PROBOLINGGO – Fraksi Kebangkitan Bangsa (FKB) DPRD Kota Probolinggo menolak satu dari tiga Raperda yang diajukan pemkot. Raperda yang ditolak adalah Raperda pengendalian dan pengawasan terhadap peredaran dan penjualan minuman beralkohol di Kota Probolinggo.
Sedangkan dua Raperda yang disetujui yakni Raperda pengelolaan Drainase, dan Raperda tentang pencegahan dan penanggulangan Kebakaran.
Penolakan itu disampaikan dalam sidang Paripurna Pengambilan Keputusan yang didahului Penyampaian Pemadangan Umum sekaligus pendapat akhir fraksi di DPRD Kota Probolinggo, Senin (13/4).
Juru bicara Fraksi Kebangkitan Bangsa (FKB) DPRD Kota Probolinggo, H. Syaifudin, menegaskan menolak rancangan peraturan daerah pengendalian dan pengawasan terhadap peredaran dan penjualan minuman beralkohol dengan berbagai alasan.
Diantaranya, tidak memenuhi tiga syarat bagi peraturan perundang-undangan termasuk Perda yang baik, harus mempertimbangkan aspek filosofis , yuridis, dan sosiologis.
Alasan aspek filosofis menurut dia, dimaksudkan agar produk hukum yang diterbitkan jangan bertentangan dengan nilai-nilai agam dan kepercayaan. Sedangkan aspek yuridis dimaksudkan agar produk hukum yang diterbitkan dapat berjalan sesuai dengan tujuan, tanpa menimbulkan gejolak di tengah-tengah masyarakat. Dan aspek sosiologis dimaksudkan jangan sampai bertentangan dengan nilai-nilai adat istiadat.
“ Bila terbentuknya parturan perundang-undangan telah memenuhi cakupan tiga aspek tersebut, maka keadilan yang dicapai dapat diwujudkan dan dipertanggungjawabkan adalah keadilan yang berorientasi keadilan hukum, keadilan moral dan keadilan masyarakat,” tegasnya.
Tak hanya itu, kehadirannya sejak awal sudah bermaslah. Tidak hanya persoalan menyangkut tidak adanya naskah akademik yang merupakan persyaratan dalam penyusunan Raperda.

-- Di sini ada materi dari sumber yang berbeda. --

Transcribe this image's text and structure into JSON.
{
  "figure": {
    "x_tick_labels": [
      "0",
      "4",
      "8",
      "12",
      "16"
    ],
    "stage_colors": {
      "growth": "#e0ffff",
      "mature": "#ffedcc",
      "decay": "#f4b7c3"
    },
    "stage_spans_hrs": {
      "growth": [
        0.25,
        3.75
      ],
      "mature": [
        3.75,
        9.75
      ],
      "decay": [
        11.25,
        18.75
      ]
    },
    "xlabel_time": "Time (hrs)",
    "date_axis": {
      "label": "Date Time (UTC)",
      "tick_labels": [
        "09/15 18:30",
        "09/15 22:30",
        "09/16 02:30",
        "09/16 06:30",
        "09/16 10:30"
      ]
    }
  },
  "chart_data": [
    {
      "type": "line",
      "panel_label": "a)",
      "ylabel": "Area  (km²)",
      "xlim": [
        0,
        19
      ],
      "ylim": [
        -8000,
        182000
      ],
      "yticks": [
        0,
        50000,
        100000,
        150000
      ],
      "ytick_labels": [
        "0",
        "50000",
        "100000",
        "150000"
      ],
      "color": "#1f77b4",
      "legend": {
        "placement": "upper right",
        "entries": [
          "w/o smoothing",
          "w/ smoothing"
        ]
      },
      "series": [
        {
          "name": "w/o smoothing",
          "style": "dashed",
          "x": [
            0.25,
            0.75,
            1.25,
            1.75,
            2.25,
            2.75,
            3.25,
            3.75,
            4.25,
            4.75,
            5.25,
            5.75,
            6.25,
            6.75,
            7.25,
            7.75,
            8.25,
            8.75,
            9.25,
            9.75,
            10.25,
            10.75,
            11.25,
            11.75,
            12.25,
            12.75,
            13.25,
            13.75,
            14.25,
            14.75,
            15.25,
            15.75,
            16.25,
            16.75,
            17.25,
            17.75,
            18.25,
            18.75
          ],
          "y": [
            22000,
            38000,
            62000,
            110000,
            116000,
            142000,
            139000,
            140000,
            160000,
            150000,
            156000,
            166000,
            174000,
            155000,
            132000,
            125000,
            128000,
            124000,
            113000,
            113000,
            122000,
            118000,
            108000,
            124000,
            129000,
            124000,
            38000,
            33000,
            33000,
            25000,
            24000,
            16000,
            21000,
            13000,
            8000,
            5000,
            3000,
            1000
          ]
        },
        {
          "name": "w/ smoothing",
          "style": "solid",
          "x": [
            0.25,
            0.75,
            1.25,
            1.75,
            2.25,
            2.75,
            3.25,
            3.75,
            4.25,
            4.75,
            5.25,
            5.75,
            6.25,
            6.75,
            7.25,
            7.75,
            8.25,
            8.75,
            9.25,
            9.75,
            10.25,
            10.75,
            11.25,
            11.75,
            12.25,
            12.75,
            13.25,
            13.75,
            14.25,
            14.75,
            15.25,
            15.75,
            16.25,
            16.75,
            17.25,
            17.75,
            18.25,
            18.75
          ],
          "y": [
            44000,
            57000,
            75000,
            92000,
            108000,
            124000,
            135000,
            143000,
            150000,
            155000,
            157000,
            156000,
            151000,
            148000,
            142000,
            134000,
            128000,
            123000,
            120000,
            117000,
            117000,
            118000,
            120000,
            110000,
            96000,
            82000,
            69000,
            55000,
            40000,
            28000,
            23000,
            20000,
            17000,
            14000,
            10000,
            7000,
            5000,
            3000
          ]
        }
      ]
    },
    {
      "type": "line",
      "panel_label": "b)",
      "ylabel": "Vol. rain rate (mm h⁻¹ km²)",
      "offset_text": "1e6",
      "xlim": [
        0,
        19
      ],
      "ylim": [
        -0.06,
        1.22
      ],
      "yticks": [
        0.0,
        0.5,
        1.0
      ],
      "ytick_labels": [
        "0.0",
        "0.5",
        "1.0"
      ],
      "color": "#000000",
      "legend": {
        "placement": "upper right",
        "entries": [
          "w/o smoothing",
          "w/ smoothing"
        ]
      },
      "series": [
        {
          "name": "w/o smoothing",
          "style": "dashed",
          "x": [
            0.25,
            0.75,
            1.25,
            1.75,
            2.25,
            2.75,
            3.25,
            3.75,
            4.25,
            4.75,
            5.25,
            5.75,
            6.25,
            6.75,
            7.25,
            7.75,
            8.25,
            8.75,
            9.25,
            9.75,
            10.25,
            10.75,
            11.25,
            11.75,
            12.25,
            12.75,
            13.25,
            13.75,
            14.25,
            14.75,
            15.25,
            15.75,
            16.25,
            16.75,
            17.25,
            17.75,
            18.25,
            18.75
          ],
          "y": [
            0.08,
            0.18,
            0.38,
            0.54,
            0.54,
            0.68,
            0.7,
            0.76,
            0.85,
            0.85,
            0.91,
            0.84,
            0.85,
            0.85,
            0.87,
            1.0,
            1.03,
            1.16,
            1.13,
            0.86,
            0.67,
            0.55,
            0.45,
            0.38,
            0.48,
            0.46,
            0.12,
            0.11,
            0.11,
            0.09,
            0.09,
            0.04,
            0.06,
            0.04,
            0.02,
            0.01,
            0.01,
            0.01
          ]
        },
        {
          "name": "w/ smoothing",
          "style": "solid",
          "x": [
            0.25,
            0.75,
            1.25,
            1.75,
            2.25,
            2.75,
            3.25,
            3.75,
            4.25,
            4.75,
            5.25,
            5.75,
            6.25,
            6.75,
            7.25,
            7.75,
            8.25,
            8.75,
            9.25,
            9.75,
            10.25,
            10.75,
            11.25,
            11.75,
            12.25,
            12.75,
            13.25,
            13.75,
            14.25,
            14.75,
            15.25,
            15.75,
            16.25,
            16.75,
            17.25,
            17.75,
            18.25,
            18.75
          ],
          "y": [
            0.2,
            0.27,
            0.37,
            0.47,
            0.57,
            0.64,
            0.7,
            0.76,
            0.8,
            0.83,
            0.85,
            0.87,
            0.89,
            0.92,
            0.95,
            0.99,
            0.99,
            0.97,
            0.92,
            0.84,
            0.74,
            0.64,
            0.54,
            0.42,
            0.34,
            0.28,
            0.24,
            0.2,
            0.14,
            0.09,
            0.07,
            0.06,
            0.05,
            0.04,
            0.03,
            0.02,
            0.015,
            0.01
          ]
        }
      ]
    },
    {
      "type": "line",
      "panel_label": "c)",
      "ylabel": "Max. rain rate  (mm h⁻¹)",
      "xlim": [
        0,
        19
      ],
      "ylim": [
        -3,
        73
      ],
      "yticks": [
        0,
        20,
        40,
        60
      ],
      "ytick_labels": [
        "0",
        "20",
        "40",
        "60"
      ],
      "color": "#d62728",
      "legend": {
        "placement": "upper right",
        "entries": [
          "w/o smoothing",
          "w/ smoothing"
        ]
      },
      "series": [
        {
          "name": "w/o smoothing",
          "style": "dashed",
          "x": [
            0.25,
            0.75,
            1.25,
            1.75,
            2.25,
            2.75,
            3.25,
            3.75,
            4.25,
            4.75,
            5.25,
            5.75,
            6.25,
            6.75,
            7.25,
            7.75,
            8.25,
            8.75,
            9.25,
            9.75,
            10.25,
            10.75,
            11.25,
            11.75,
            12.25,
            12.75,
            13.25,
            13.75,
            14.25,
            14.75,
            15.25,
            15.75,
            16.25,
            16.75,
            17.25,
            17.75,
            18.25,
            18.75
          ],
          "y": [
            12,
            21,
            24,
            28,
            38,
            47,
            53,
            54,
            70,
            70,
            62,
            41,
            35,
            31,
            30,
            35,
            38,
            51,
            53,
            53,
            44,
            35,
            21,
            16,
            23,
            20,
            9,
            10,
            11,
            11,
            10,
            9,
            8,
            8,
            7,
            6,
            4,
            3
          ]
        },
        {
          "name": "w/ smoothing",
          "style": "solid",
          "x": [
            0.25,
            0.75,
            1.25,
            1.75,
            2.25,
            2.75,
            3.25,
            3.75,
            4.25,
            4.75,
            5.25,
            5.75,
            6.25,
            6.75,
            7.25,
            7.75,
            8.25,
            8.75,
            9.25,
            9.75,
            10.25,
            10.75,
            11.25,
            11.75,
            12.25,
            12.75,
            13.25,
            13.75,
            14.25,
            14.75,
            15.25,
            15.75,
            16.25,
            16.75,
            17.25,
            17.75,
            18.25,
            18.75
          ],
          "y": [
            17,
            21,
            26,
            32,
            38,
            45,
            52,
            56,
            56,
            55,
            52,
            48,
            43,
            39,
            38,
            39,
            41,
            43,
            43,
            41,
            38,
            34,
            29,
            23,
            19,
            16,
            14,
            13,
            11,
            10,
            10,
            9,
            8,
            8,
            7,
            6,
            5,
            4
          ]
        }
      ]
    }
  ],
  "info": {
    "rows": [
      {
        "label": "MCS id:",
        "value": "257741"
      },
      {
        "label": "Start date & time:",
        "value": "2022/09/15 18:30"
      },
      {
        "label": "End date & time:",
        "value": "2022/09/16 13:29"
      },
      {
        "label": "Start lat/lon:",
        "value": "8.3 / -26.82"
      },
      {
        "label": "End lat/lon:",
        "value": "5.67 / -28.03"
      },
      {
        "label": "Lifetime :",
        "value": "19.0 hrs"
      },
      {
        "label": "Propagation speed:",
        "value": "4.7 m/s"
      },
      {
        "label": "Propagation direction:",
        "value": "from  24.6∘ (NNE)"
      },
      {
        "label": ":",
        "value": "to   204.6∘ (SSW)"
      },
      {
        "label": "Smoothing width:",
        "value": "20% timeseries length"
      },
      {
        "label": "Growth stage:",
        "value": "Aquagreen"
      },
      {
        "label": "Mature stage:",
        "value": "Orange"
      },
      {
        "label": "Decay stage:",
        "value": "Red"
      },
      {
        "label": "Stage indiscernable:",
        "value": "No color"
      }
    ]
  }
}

“Naskah akademik sebagai persyaratan, maka apabila salah satu syaratnya tidak terpenuhi, tentu Raperda itu menjadi cacat hukum. Walau dalam Permendagri Nomor 12/2011 dan Permendagri Nomor 1/2014 tentang pembentukan produk hukum daerah, tidak terdapat frasa harus, tetapi karena menjadi persyaratan maka hukumnya wajib,”terang H. Syaifudin.
H. Syaifudin kembali menegaskan, dalam hukum administrasi negara (HAN) ada dua persyaratan yang harus diperhatikan agar keputusan sah menurut hukum dan memiliki kekuatan hukum untuk dilaksanakan.
Syarat yang harus diperhatikan mencakup syarat materil dan syarat formil. Syarat materil terdiri dari organ pemerintah yang membuat keputusan harus berwenang, keputusan tidak boleh mengandung kekurangan-kekurangan yuridis, seperti penipuan, paksaan, dan kesesatan.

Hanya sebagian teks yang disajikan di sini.